According to ABC News Reporters, Steiner claims that his father was not in Budapest at the time of the murder and that he was “never a Nazi.” However, according to The Washington Examiner, The Simon Wiesenthal Center maintains that Zentai participated in “manhunts, persecution, and murder of Jews in Budapest in 1944.”

Meanwhile, earlier this month, a Hungarian court dropped some charges against Laszlo Csatary, a former Hungarian Police Chief who, according to Bruno Waterfield of The Telegraph, “did not show any regret over charges of overseeing the 1944 deportation of 15,700 Jews to Nazi extermination camps.”

Waterfield also reported that Hungarian State Prosecutor Tibor Ibolya said that Csatary was still an anti-Semite, though he claimed that he was “just following orders” in 1944.

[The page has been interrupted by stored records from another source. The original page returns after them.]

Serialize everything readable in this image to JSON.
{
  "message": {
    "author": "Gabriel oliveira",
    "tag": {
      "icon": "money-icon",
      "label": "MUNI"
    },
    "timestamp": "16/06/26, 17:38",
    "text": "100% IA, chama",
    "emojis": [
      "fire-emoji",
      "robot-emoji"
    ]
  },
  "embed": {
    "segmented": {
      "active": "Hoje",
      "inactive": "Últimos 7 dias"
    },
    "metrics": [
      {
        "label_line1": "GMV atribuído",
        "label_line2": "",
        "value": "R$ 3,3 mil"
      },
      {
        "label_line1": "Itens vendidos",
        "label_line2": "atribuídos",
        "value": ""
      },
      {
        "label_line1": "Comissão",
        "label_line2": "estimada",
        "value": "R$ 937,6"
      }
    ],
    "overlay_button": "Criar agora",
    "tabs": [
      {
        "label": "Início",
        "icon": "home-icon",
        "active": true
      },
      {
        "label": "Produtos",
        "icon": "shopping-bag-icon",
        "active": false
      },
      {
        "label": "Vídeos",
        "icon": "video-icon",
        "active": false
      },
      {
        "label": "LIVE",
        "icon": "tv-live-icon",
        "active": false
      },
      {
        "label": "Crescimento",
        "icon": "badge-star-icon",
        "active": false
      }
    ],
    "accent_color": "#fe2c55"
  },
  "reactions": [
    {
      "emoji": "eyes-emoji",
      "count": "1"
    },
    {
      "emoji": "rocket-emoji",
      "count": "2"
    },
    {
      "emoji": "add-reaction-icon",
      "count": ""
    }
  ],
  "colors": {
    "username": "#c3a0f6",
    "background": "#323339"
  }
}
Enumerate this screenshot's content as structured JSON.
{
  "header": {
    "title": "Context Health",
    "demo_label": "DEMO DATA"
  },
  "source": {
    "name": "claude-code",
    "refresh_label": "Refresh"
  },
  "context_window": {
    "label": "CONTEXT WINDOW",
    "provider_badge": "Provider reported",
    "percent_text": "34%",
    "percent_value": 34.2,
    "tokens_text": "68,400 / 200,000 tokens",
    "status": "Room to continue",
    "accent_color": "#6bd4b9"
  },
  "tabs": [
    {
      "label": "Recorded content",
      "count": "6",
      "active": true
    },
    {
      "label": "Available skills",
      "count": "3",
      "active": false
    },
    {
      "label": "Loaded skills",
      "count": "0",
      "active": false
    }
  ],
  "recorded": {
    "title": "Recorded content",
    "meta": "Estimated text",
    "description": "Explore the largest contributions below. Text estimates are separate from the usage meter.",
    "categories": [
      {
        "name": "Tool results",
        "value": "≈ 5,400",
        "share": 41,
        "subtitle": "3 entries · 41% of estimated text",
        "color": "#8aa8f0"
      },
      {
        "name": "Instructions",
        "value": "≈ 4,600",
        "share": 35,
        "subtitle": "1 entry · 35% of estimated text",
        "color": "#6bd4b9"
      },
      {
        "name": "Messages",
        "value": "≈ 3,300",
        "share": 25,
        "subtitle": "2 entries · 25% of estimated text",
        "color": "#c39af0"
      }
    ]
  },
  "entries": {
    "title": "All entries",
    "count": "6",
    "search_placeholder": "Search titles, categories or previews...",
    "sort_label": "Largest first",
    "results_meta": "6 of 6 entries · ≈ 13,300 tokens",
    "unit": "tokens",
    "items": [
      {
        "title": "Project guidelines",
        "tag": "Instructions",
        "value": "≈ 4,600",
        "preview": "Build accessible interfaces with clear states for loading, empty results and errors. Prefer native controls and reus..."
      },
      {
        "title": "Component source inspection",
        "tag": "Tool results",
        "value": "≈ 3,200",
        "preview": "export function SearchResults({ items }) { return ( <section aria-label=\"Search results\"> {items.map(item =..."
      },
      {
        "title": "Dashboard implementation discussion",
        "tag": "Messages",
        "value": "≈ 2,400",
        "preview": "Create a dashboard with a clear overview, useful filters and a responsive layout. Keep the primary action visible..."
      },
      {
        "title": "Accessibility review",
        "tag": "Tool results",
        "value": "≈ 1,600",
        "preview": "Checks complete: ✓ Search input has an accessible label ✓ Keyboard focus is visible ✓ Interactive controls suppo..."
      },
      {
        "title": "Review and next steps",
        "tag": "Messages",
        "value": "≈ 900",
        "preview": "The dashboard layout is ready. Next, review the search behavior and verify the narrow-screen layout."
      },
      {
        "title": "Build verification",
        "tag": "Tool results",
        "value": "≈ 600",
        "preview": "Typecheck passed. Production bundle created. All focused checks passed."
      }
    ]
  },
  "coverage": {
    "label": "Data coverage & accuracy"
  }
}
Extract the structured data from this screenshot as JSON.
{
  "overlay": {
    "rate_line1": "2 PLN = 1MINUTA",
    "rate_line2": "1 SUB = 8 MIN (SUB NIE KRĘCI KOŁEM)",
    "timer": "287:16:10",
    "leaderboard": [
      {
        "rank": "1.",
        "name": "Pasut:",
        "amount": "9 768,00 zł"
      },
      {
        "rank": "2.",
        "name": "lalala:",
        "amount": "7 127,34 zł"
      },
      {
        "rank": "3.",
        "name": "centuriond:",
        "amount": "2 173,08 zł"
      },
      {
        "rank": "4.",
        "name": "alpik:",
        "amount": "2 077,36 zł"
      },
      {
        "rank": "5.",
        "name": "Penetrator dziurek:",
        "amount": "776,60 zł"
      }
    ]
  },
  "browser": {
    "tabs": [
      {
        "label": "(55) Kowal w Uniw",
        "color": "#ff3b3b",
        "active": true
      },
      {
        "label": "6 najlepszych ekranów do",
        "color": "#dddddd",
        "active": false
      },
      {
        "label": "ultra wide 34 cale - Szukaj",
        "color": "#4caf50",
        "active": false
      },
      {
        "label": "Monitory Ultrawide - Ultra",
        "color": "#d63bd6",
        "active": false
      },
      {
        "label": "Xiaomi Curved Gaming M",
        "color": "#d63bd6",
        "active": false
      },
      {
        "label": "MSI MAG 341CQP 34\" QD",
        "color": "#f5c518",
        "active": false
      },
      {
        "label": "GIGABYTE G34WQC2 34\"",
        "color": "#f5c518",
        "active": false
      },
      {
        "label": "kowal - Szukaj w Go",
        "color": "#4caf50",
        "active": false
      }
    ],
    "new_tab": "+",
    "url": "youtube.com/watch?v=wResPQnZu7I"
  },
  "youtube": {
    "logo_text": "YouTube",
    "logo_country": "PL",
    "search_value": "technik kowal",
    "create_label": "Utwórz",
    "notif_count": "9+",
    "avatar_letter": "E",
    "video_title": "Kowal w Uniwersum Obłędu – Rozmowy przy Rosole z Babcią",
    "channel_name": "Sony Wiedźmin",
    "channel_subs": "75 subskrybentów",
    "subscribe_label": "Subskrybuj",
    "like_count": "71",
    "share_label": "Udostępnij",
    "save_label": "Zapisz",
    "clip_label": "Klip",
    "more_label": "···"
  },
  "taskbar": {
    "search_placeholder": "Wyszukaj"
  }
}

According to Waterfield, Csatary was particularly brutal in his treatment of Jews. “While in the town, known as Kassa in Hungarian and Kaschau in German,” said Waterfield, “He was renowned for his brutality, beating women with a whip he carried on his belt and forcing them to dig holes with their bare hands.”

Nevertheless, according to Cnaan Liphshiz of The Jewish Telegraphic Agency, the Budapest Prosecutor’s Office dropped many of the charges against Csatary without listening to the testimony of Marika Weinberger, who claims that Csatary sent nine of her uncles to their deaths in 1941.

According to Liphshiz, Hungarian prosecutors “are said to be continuing to probe allegations pertaining to the allegations from 1944.” However, because some of the charges have been dropped, says Liphshiz, a prominent Hungarian Lawyer has called for the indictment of The Simon Wiesenthal Center’s Efraim Zuroff who “tracked down Csatary”. That lawyer, says Liphshiz, told Hungarian newspapers that “there are now valid grounds to charge Zuroff with deliberately making a false accusation.”